Пройдя из стои 44 через коридор 37, вошедший попадал[584] в довольно-просторные сени 38, в которые выходили разнохарактерные помещения. Налево шел вход в смежные комнаты 39 и 40, в которых не сохранилось почти ничего, за исключением нескольких сосудов. Эта пустота позволяет думать, что здесь находились вещи, исчезнувшие бесследно в огне. Ими могли быть деревянные ложа, стулья и прочие бытовые предметы из дерева, материи или кожи. Обитатели этих комнат через сени 38 могли пройти в ванную комнату 43, очень хорошо сохранившуюся. Площадь ванной — около 15 кв. м, у ее юго-восточной стены стояло основание бассейна — глубокое глиняное корыто (0,75*1,78 м), хорошо оштукатуренное снаружи, в которое была вставлена изящная терракотовая ванна. Края ванны в середине несколько понижались. Обращенный к стене край ванны имеет отогнутый бордюр толщиной около 0,05 м. Со стороны комнаты край ванны образует широкую, мягко изогнутую полосу, удобную для входа и выхода из ванной. Этой же цели служила небольшая ступенька из глины (0,60*0,40*0,146 м), сооруженная перед глиняным футляром.

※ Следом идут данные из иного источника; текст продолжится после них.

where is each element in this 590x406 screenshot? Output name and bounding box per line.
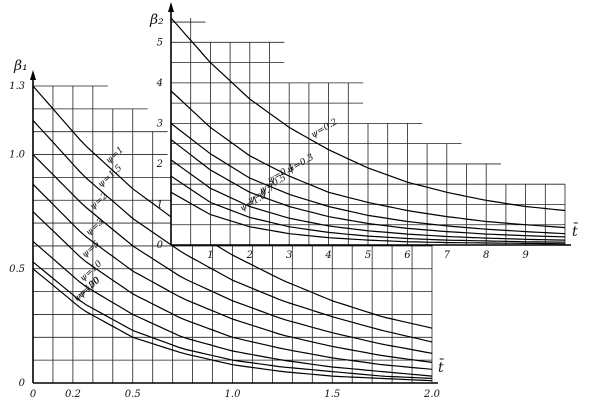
x-tick-label: 0 [30, 389, 37, 400]
y-tick-label: 3 [157, 118, 163, 129]
series-line [170, 175, 566, 243]
y-axis-arrow [168, 2, 174, 12]
series-line [170, 159, 566, 241]
x-tick-label: 5 [365, 250, 371, 261]
y-tick-label: 1 [157, 199, 163, 210]
y-tick-label: 0 [157, 240, 164, 251]
grid [170, 18, 566, 246]
x-tick-label: 0.2 [65, 389, 81, 400]
y-tick-label: 5 [157, 37, 163, 48]
series-line [170, 191, 566, 245]
y-axis-arrow [30, 70, 36, 80]
x-axis-title: t̄ [572, 222, 579, 240]
x-tick-label: 2 [246, 250, 253, 261]
series-line [170, 17, 566, 212]
y-tick-label: 1.0 [9, 150, 26, 161]
x-tick-label: 2.0 [423, 389, 441, 400]
series-line [32, 183, 433, 363]
x-tick-label: 1.0 [225, 389, 242, 400]
series-line [32, 211, 433, 370]
y-tick-label: 4 [156, 78, 163, 89]
y-tick-label: 1.3 [9, 81, 25, 92]
x-tick-label: 0.5 [125, 389, 141, 400]
series-line [170, 90, 566, 229]
y-tick-label: 0.5 [9, 264, 25, 275]
x-tick-label: 7 [444, 250, 451, 261]
series-line [32, 268, 433, 382]
x-tick-label: 1 [207, 250, 213, 261]
series-line [170, 122, 566, 235]
y-tick-label: 0 [19, 378, 26, 389]
series-line [32, 119, 433, 343]
x-tick-label: 3 [286, 250, 292, 261]
series-line [32, 85, 433, 329]
series-line [32, 261, 433, 379]
x-tick-label: 4 [324, 250, 331, 261]
series-line [32, 240, 433, 377]
x-tick-label: 1.5 [324, 389, 340, 400]
x-axis-title: t̄ [438, 358, 445, 376]
upper-chart-beta2: 1 2 3 4 5 6 7 8 9012345β₂t̄ψ=0.2ψ=0.3ψ=0.4ψ=0.5ψ… [149, 2, 579, 261]
series-line [170, 139, 566, 238]
x-tick-label: 9 [522, 250, 529, 261]
y-tick-label: 2 [156, 159, 163, 170]
y-axis-title: β₁ [13, 58, 28, 74]
x-tick-label: 8 [483, 250, 489, 261]
y-axis-title: β₂ [149, 12, 164, 28]
series-line [32, 154, 433, 354]
x-tick-label: 6 [404, 250, 411, 261]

Терракотовая ванна, по-видимому, вынималась и ставилась обратно, так как она снабжена ручками. Внутренняя ее поверхность расписана белесыми спиралями по темному фону, неясные следы росписи видны, и на внешней стороне. Внутри ванны найден небольшой килик.

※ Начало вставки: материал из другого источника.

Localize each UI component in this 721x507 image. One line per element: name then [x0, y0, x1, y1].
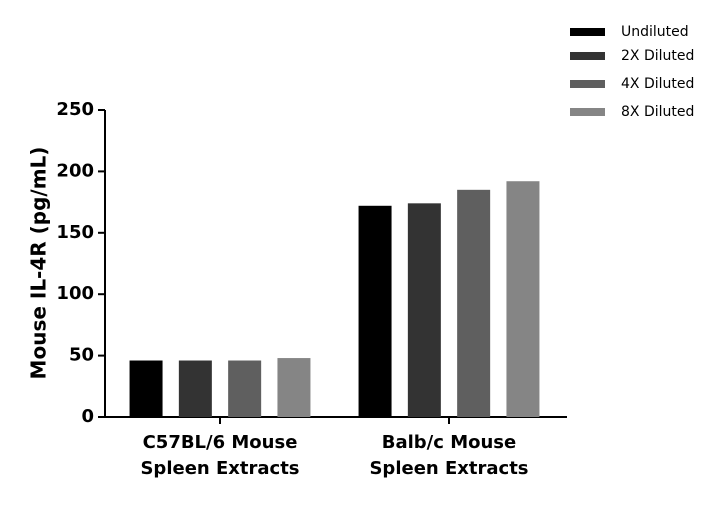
y-tick-label: 200	[56, 160, 94, 181]
y-tick-label: 100	[56, 283, 94, 304]
bar	[407, 203, 441, 417]
legend-swatch	[570, 80, 605, 88]
legend-swatch	[570, 52, 605, 60]
y-axis-label: Mouse IL-4R (pg/mL)	[27, 147, 51, 380]
legend-label: 2X Diluted	[621, 48, 694, 64]
legend-swatch	[570, 28, 605, 36]
bar	[457, 189, 491, 417]
bar	[506, 181, 540, 417]
x-tick-label: Balb/c Mouse Spleen Extracts	[369, 432, 529, 479]
y-tick-label: 150	[56, 222, 94, 243]
legend-swatch	[570, 108, 605, 116]
y-tick-label: 50	[69, 345, 94, 366]
y-tick-label: 0	[81, 406, 94, 427]
x-tick-label: C57BL/6 Mouse Spleen Extracts	[140, 432, 300, 479]
legend-label: Undiluted	[621, 24, 689, 40]
bar	[358, 205, 392, 417]
bar	[277, 358, 311, 417]
y-tick-label: 250	[56, 99, 94, 120]
bar	[228, 360, 262, 417]
legend-label: 8X Diluted	[621, 104, 694, 120]
legend-label: 4X Diluted	[621, 76, 694, 92]
bar	[129, 360, 163, 417]
bar	[178, 360, 212, 417]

В стороне от ванной в углу устроена оштукатуренная стойка из глины, нечто вроде высокого ящика с внутренней перегородкой. В каждом его отделении стояло по большому сосуду типа кратера, высотой 1,20 м. Видимо, в них приносили извне теплую[585] воду и уже отсюда ее брали во время купания и смешивали с холодной. В каждом из этих сосудов на дне нашли целые простые одноручные килики (в одном — 7, в другом — 9) и несколько других мелких сосудиков,[586] служивших черпаками. Небольшой канал под северо-восточной стеной отводил использованную воду в подземный водосток.[587]

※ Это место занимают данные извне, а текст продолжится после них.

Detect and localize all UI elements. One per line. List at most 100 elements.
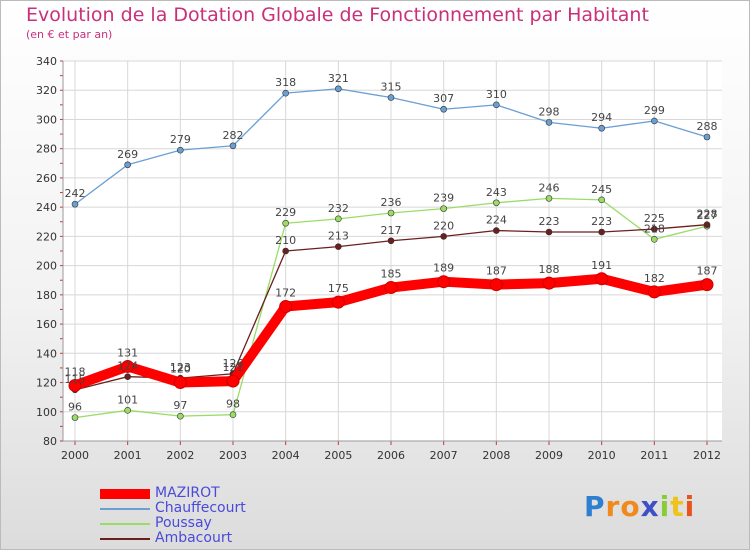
data-label-ambacourt: 225 xyxy=(644,212,665,225)
data-label-poussay: 243 xyxy=(486,186,507,199)
y-tick-label: 220 xyxy=(36,230,57,243)
data-label-chauffecourt: 310 xyxy=(486,88,507,101)
data-point-poussay xyxy=(493,199,500,207)
data-label-poussay: 227 xyxy=(697,209,718,222)
plot-background xyxy=(63,61,722,441)
data-label-mazirot: 131 xyxy=(117,346,138,359)
data-point-chauffecourt xyxy=(335,85,342,93)
logo-letter: i xyxy=(684,490,696,523)
data-label-chauffecourt: 294 xyxy=(591,111,612,124)
logo-letter: o xyxy=(620,490,641,523)
x-tick-label: 2004 xyxy=(272,449,300,462)
data-point-chauffecourt xyxy=(703,133,711,141)
chart-title: Evolution de la Dotation Globale de Fonc… xyxy=(26,4,649,26)
data-label-poussay: 96 xyxy=(68,401,82,414)
line-chart: 80 100 120 140 160 180 200 220 240 260 280 300 320 34… xyxy=(36,55,722,462)
data-point-mazirot xyxy=(489,278,503,292)
data-label-poussay: 98 xyxy=(226,398,240,411)
data-label-ambacourt: 224 xyxy=(486,214,507,227)
x-tick-label: 2010 xyxy=(588,449,616,462)
data-point-ambacourt xyxy=(545,228,553,236)
data-label-ambacourt: 126 xyxy=(223,357,244,370)
y-tick-label: 140 xyxy=(36,347,57,360)
data-point-poussay xyxy=(598,196,605,204)
legend-swatch xyxy=(100,523,150,525)
data-point-mazirot xyxy=(542,276,556,290)
x-tick-label: 2003 xyxy=(219,449,247,462)
data-label-mazirot: 188 xyxy=(539,263,560,276)
data-point-chauffecourt xyxy=(124,161,131,169)
y-tick-label: 180 xyxy=(36,289,57,302)
data-label-chauffecourt: 298 xyxy=(539,105,560,118)
data-point-poussay xyxy=(229,411,237,418)
data-point-ambacourt xyxy=(493,227,500,234)
label-layer: 242 269 279 282 318 321 315 307 310 298 294 299 288 9… xyxy=(65,72,718,414)
data-point-poussay xyxy=(124,407,131,414)
data-point-poussay xyxy=(545,195,553,202)
data-label-ambacourt: 220 xyxy=(433,219,454,232)
data-point-poussay xyxy=(440,205,447,212)
y-tick-label: 300 xyxy=(36,113,57,126)
data-point-ambacourt xyxy=(282,247,289,255)
data-label-chauffecourt: 299 xyxy=(644,104,665,117)
y-tick-label: 320 xyxy=(36,84,57,97)
y-tick-label: 240 xyxy=(36,201,57,214)
data-point-mazirot xyxy=(437,275,451,289)
x-tick-label: 2008 xyxy=(482,449,510,462)
data-label-ambacourt: 115 xyxy=(65,373,86,386)
data-point-chauffecourt xyxy=(440,105,447,113)
data-label-poussay: 232 xyxy=(328,202,349,215)
data-point-chauffecourt xyxy=(493,101,500,109)
data-point-poussay xyxy=(282,219,289,227)
logo-letter: P xyxy=(584,490,606,523)
data-label-mazirot: 172 xyxy=(275,287,296,300)
legend: MAZIROT Chauffecourt Poussay Ambacourt xyxy=(100,485,400,546)
data-label-chauffecourt: 269 xyxy=(117,148,138,161)
data-label-chauffecourt: 315 xyxy=(381,81,402,94)
data-label-ambacourt: 213 xyxy=(328,230,349,243)
y-tick-label: 260 xyxy=(36,172,57,185)
data-label-poussay: 245 xyxy=(591,183,612,196)
data-point-poussay xyxy=(651,236,658,243)
data-point-mazirot xyxy=(384,281,398,295)
data-label-chauffecourt: 282 xyxy=(223,129,244,142)
y-tick-label: 160 xyxy=(36,318,57,331)
legend-label: MAZIROT xyxy=(155,485,220,501)
legend-swatch xyxy=(100,489,150,499)
data-point-mazirot xyxy=(68,378,82,392)
data-label-mazirot: 191 xyxy=(591,259,612,272)
x-tick-label: 2002 xyxy=(166,449,194,462)
legend-item-ambacourt: Ambacourt xyxy=(100,530,400,546)
proxiti-logo: Proxiti xyxy=(584,490,695,523)
y-tick-label: 80 xyxy=(43,435,57,448)
data-label-ambacourt: 123 xyxy=(170,361,191,374)
data-point-poussay xyxy=(71,414,79,421)
data-label-poussay: 239 xyxy=(433,192,454,205)
x-tick-label: 2007 xyxy=(430,449,458,462)
y-tick-label: 100 xyxy=(36,406,57,419)
data-point-ambacourt xyxy=(651,225,658,233)
data-label-chauffecourt: 321 xyxy=(328,72,349,85)
y-tick-label: 280 xyxy=(36,143,57,156)
data-point-mazirot xyxy=(700,278,714,292)
data-point-mazirot xyxy=(279,300,293,314)
data-point-mazirot xyxy=(595,272,609,286)
data-point-poussay xyxy=(177,412,184,420)
data-point-ambacourt xyxy=(440,233,447,240)
data-label-ambacourt: 223 xyxy=(539,215,560,228)
data-label-chauffecourt: 288 xyxy=(697,120,718,133)
y-tick-label: 120 xyxy=(36,377,57,390)
data-label-mazirot: 189 xyxy=(433,262,454,275)
legend-item-poussay: Poussay xyxy=(100,515,400,531)
data-point-chauffecourt xyxy=(229,142,237,150)
x-tick-label: 2005 xyxy=(324,449,352,462)
legend-label: Chauffecourt xyxy=(155,500,246,516)
legend-item-chauffecourt: Chauffecourt xyxy=(100,500,400,516)
chart-subtitle: (en € et par an) xyxy=(26,28,113,41)
data-label-mazirot: 182 xyxy=(644,272,665,285)
y-tick-label: 200 xyxy=(36,260,57,273)
data-label-ambacourt: 217 xyxy=(381,224,402,237)
data-label-poussay: 218 xyxy=(644,222,665,235)
data-point-chauffecourt xyxy=(545,119,553,126)
logo-letter: x xyxy=(640,490,660,523)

Рациональное и весьма комфортабельное устройство ванной вновь свидетельствует о той рафинированной архитектурной традиции, которой обладали ахейские архитекторы в XIII в. Конструкция помещения 43 отвечала высоким санитарным нормам, выработанным в быту ахеян. Ведь не только знать, но и средние слои населения считали необходимым иметь ванную в своем доме.[588] Данные эпоса вполне гармонируют с архитектурными памятниками: мытье в ваннах гостей, прибывавших во дворец, было столь же обязательным, как и угощение пищей.[589] Творцы и исполнители ахейских былин считали омовение именитого гостя в дворцовой ванной непременным условием радушного приема. Обычай омовения гостя соблюдался героями эпоса даже по отношению к пришельцам, занимавшим очень невысокое место на общественной лестнице. Пенелопа отдает рабыням распоряжение, чтобы они утром омыли нищего Одиссея, но предварительно поручает старой Евриклее вымыть ему ноги. «Разумная» Евриклея берет медный таз, употребляемый ею для мытья собственных ног, и выполняет распоряжение царицы.[590] Даже волшебница Кирка устраивает в своем доме купанье товарищам Одиссея.[591]

К комнатам 38-40 относился внутренний дворик 42, в который попадали из сеней 38 через одноколонный портик 41. Двор 42 имел хорошо цементированный пол. В него была подведена вода, как показывают остатки водопроводной трубы. Этот внутренний двор был устроен лишь в самый последний период эксплуатации Главного корпуса[592] — очевидно, династ, правивший в конце XIII в., стремился к большим удобствам.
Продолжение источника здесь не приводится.